Tiba-tiba, otobiografi sepakbola yang bagus menjamur. Ada penjelasan ekonomi. Orang-orang di sepakbola saat ini cukup kaya sehingga mereka tidak perlu lagi mengedarkan hal-hal tidak penting yang ditulis oleh orang lain untuk mendapatkan uang. Karena itu mereka bersusah payah untuk menulis buku hanya jika mereka memiliki sesuatu untuk dikatakan. Sir Alex Ferguson, manajer Manchester United yang baru saja pensiun, yang menulis 1999 kata dengan tulisan tangannya sendiri untuk otobiografi pertamanya pada tahun 250.000, baru saja menerbitkan yang lain.

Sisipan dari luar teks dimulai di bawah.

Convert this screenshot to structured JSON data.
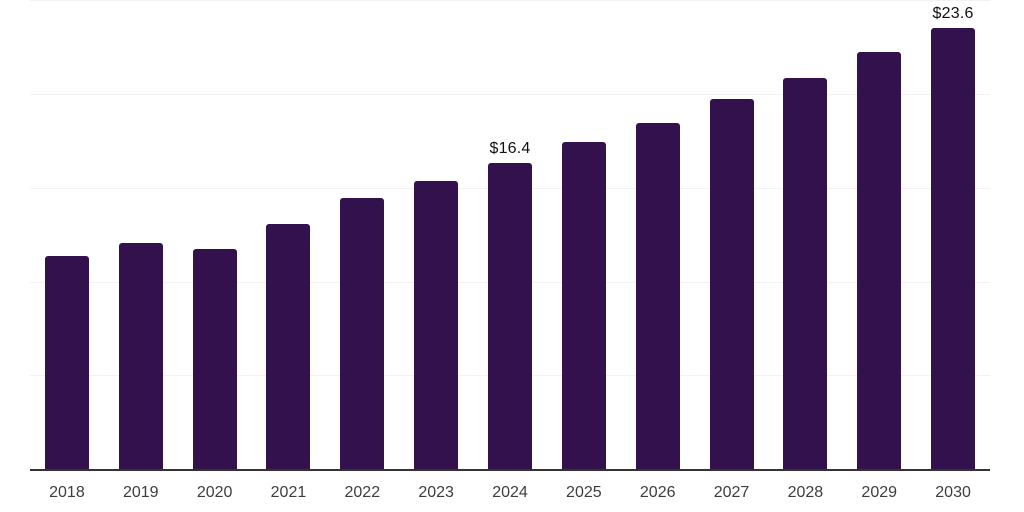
{
  "chart_data": {
    "type": "bar",
    "title": "",
    "xlabel": "",
    "ylabel": "",
    "categories": [
      "2018",
      "2019",
      "2020",
      "2021",
      "2022",
      "2023",
      "2024",
      "2025",
      "2026",
      "2027",
      "2028",
      "2029",
      "2030"
    ],
    "values": [
      11.4,
      12.1,
      11.8,
      13.1,
      14.5,
      15.4,
      16.4,
      17.5,
      18.5,
      19.8,
      20.9,
      22.3,
      23.6
    ],
    "value_labels": {
      "2024": "$16.4",
      "2030": "$23.6"
    },
    "currency_prefix": "$",
    "ylim": [
      0,
      25.07
    ],
    "gridline_values": [
      5,
      10,
      15,
      20,
      25
    ],
    "grid": "horizontal",
    "legend": "none",
    "y_axis_tick_labels_visible": false,
    "colors": {
      "bar": "#33114d",
      "gridline": "#f2f2f2",
      "axis_line": "#333333",
      "tick_label": "#3d3d3d",
      "value_label": "#111111",
      "background": "#ffffff"
    }
  }
}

Dennis Bergkamp telah menerbitkan semacam biografi seorang seniman, sebuah "non-otobiografi" berjudul Keheningan dan Kecepatan. Dan kisah luar biasa Zlatan Ibrahimovic tentang seorang imigran Swedia, yang telah terjual lebih dari satu juta kopi di seluruh Eropa, dan terpilih untuk Penghargaan William Hill.

Semua orang bisa salah

Hakim William Hill bisa saja salah. Pada tahun 2000, Lance Armstrong menang dengan otobiografi bersepedanya Ini Bukan Tentang Sepeda. Saya kembali ke kehidupan]. Ketika kemudian terungkap bahwa karir Armstrong adalah tentang doping, tujuh gelar Tour de France miliknya dicabut. Namun, sejauh ini mempertahankan penghargaan William Hill.

Namun, beberapa pemenang lain belum cukup melawan Hornby. Namun, saya berterima kasih atas kesalahan para juri. Pada tahun 1993 mesin tik saya dan saya kembali ke London dan setahun kemudian buku saya Football Against the Enemy dinominasikan untuk sebuah penghargaan. FT kemudian memaksa saya untuk mengambil kursus jurnalisme yang buruk di kota terpencil Hastings, dengan gaji sekitar £150 seminggu. Saya memohon hari libur kepada para guru untuk menghadiri upacara di Sportspages di London. Meskipun sangat enggan, mereka membiarkan saya pergi. Saat upacara dimulai, saya berkata pada diri sendiri: "Kamu tidak akan menang, kamu tidak akan menang." Saya menang. Hadiahnya adalah £ 3500. Dan itu tidak mungkin terjadi pada pria yang lebih miskin. Saya menghabiskan sore hari di pub terdekat bersama Hornby dan pahlawan saya yang lain, penulis olahraga Hugh McIlvanney. Kemudian saya naik kereta terakhir ke Hastings, menemukan teman saya di pub, meletakkan £40 di belakang bar dan untuk pertama kalinya dalam hidup saya membeli minuman sepanjang malam.

Pemenang tahun 2013 akan menerima £ 25.000. Ini menyiratkan bahwa genre buku olahraga telah meningkatkan statusnya tujuh kali lipat dalam dua puluh tahun, yang tampaknya cukup adil.